One particular Pekingese, fluffy, mushed-face Malachy, took top honors at the Westminster Kennel Club Dog Show on Tuesday night, returning the ancient breed to the national spotlight.
"It was, of course, thrilling" to watch, said breeder and Pekingese enthusiast Patricia Metzger, a former Chicago-area dog lover who now makes her home in Wentzville, Mo. "One of ours is the way you feel, both about Malachy and [handler] David [Fitzpatrick]."
Those who love the Pekingese, or "Pekes," as they're sometimes called, are passionate about the personality and general adorableness of the tiny dogs. With a reputation for being poised on the laps of rich ladies in films like 1939's "The Women," could the breed get a popularity boost from the win?
"They're a well-kept secret," said Jerelyn Atwell-Paul of Edison Park, a Peke fan, dog judge and the owner of one of the great granddaughters of the last Pekingese to win the Westminster dog show. "It would be nice to see a few more people able to enjoy them."

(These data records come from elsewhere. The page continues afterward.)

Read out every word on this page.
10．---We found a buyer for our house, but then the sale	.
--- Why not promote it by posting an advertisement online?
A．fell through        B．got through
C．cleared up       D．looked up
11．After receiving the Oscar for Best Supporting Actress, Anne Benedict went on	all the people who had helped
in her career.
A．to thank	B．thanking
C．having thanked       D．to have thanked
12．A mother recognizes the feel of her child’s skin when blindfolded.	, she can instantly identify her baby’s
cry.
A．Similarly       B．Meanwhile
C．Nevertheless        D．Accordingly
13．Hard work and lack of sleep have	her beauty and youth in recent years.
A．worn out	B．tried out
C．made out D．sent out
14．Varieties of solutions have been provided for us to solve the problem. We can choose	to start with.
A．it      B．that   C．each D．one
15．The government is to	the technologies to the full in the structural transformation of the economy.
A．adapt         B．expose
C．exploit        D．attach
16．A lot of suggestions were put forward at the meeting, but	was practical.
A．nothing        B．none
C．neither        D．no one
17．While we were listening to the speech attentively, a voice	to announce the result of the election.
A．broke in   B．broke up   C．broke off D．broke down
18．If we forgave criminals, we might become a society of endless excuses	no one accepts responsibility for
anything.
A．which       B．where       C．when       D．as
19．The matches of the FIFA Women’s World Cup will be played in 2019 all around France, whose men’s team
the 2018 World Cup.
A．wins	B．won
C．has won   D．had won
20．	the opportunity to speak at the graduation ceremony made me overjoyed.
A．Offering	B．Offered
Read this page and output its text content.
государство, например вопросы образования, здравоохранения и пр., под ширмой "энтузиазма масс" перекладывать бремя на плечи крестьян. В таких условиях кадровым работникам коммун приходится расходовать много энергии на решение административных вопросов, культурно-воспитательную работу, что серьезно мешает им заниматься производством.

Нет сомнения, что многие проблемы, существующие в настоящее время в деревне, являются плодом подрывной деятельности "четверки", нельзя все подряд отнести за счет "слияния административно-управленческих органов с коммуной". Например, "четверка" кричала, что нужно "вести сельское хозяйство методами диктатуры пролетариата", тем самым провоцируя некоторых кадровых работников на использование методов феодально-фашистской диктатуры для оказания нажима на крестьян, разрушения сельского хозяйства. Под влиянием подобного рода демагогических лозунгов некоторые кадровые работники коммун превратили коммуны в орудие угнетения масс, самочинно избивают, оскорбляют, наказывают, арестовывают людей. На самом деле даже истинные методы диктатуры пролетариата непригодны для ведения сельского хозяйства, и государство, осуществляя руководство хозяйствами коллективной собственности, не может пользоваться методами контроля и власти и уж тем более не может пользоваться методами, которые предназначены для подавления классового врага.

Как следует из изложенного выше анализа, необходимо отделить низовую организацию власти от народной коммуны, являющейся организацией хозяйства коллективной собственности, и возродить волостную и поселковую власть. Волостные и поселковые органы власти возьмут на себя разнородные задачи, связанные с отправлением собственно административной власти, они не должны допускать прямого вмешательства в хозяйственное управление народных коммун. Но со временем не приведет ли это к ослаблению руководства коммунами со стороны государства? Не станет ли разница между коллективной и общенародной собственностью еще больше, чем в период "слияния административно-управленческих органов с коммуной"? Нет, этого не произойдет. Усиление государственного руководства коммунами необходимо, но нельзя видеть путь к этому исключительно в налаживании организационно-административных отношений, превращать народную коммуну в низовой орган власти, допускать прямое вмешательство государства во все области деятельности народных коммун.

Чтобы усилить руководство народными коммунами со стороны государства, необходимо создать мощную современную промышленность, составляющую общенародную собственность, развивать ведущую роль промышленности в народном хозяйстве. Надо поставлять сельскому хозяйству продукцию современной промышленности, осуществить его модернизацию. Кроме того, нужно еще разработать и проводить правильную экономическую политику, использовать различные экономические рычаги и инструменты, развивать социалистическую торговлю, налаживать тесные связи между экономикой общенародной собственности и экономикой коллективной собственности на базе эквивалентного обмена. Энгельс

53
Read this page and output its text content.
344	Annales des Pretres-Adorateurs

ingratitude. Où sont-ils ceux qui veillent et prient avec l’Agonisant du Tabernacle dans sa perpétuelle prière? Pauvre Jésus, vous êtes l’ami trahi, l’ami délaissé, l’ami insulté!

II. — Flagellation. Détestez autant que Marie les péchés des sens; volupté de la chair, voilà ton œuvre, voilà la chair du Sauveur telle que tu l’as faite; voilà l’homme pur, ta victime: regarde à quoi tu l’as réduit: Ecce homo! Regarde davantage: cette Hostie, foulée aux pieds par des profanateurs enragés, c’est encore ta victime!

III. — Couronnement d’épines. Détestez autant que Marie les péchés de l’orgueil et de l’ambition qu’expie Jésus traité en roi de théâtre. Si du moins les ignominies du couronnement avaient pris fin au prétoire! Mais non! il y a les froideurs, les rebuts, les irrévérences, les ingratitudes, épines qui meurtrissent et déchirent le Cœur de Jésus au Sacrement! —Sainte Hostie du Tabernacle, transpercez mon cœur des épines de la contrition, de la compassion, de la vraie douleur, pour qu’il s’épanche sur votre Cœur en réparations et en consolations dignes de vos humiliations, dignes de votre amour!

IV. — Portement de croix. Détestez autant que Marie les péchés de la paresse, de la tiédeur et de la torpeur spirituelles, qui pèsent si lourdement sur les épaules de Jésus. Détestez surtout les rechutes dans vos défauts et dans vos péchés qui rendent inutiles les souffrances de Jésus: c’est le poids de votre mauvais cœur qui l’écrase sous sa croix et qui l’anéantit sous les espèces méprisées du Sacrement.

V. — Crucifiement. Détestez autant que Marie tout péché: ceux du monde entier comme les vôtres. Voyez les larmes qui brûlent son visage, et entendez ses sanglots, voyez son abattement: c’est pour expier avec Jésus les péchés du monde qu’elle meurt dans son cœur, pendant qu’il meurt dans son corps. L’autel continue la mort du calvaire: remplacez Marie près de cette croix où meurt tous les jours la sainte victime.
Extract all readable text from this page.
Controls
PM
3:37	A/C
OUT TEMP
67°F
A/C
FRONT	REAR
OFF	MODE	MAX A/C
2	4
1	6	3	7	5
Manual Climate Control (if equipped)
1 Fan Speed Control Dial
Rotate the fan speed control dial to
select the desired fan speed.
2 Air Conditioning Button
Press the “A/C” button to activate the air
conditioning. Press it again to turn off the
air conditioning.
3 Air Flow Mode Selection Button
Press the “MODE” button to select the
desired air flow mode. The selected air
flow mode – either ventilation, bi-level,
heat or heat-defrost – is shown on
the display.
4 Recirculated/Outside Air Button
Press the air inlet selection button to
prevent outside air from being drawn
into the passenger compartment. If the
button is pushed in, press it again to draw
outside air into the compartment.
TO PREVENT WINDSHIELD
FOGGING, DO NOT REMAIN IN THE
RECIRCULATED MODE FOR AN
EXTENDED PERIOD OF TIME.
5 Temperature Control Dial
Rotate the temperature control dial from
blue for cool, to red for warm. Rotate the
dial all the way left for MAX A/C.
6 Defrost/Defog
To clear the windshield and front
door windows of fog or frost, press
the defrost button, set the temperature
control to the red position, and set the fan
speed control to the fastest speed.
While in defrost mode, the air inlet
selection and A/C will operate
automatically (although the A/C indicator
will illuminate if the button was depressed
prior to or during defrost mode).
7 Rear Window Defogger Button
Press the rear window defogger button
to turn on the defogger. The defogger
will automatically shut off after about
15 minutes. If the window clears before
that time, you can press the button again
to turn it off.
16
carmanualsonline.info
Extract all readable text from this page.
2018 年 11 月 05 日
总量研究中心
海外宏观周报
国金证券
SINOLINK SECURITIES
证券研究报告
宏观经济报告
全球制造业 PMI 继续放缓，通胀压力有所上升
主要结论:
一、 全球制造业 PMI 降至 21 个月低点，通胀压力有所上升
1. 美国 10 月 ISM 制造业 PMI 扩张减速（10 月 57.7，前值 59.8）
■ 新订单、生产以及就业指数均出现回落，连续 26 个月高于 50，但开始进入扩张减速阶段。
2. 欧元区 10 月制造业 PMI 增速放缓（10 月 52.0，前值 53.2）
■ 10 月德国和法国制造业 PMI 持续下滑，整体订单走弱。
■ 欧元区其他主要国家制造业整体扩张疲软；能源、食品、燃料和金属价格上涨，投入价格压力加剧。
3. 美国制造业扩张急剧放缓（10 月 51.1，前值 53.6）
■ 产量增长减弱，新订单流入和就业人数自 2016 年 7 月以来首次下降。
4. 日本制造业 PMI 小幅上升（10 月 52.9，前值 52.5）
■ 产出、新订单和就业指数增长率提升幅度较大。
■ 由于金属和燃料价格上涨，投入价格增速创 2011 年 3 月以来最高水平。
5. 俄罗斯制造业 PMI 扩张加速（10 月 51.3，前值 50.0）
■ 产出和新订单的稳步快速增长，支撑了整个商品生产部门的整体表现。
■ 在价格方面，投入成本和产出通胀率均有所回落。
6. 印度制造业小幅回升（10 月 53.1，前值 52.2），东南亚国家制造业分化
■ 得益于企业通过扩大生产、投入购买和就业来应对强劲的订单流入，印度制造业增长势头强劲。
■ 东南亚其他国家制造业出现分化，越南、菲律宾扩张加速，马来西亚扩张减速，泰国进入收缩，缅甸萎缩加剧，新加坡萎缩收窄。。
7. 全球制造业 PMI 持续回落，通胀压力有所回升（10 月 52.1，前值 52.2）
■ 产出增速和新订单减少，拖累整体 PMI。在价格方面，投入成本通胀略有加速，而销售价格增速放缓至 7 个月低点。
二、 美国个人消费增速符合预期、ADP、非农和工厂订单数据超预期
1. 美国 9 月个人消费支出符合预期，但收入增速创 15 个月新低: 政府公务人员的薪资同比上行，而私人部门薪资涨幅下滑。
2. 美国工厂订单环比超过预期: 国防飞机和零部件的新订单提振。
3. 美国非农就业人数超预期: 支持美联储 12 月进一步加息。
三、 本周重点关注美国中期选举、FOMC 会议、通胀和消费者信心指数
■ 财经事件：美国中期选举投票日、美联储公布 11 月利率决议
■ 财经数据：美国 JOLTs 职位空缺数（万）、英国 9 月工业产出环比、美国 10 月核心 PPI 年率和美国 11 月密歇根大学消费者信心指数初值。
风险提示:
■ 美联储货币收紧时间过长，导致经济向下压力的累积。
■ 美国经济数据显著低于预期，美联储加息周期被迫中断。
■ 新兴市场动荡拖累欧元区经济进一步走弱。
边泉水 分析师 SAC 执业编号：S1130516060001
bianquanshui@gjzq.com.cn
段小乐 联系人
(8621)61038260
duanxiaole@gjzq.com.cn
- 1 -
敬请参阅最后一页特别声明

Hugh Hefner's former flame, Bridget Marquardt, a star of "The Girls Next Door," owns a black Pekingese named Wednesday. But Corinne Niessner of Avondale said she's got a picture of a member of the breed posing with a star from an entirely different era -- Shirley Temple.
"I think they're retro cool, I do," said Niessner, who found her Peke companions through rescue organizations or shelters. She's now living with Piccolo, who's about 12 or 13 years old. "I love their little aloof personalities."
The breed does well in the city, said Henry Birdseye of Old Town, who owns a Pekingese named Barney and runs a blog, Duke's Dog Blog, about his Peke Duke, who recently died. Birdseye says in his experience, Pekingese don't mind the Chicago weather and do well in small spaces.
"They're apartment dogs," said Birdseye, who's not ashamed to be a Peke fan. "I've somehow made it very open that I'm grown man who likes little [Pekingese]."
Those inspired to Pekingese ownership by Malachy's big win at Westminster have plenty of options. On petfinder.com, a recent search turned up more than 800 Pekingese or Pekingese mix dogs available for adoption in the Chicago area.
Potential owners who prefer a more established bloodline can find reputable breeders through the American Kennel Club's web site. Metzger said a would-be owner could expect to pay about $1,000 for a good Pekingese puppy. And novices are welcome.
Their health is generally good, owners and breeders said, though some Pekes have eye problems. Grooming can be easy (just have the coat trimmed regularly) or more intensive for show dogs. When it comes down to it, though, breed lovers say it's all about whether you love the dog as much as the judges in New York did Tuesday night.
"They just have wonderful, wonderful personalities," said Atwell-Paul. "They're a lot a lot of fun."
If you've been bitten by the dog show bug and want to see the action in person, the International Kennel Club Dog Show will be this Friday, Saturday and Sunday at McCormick Place.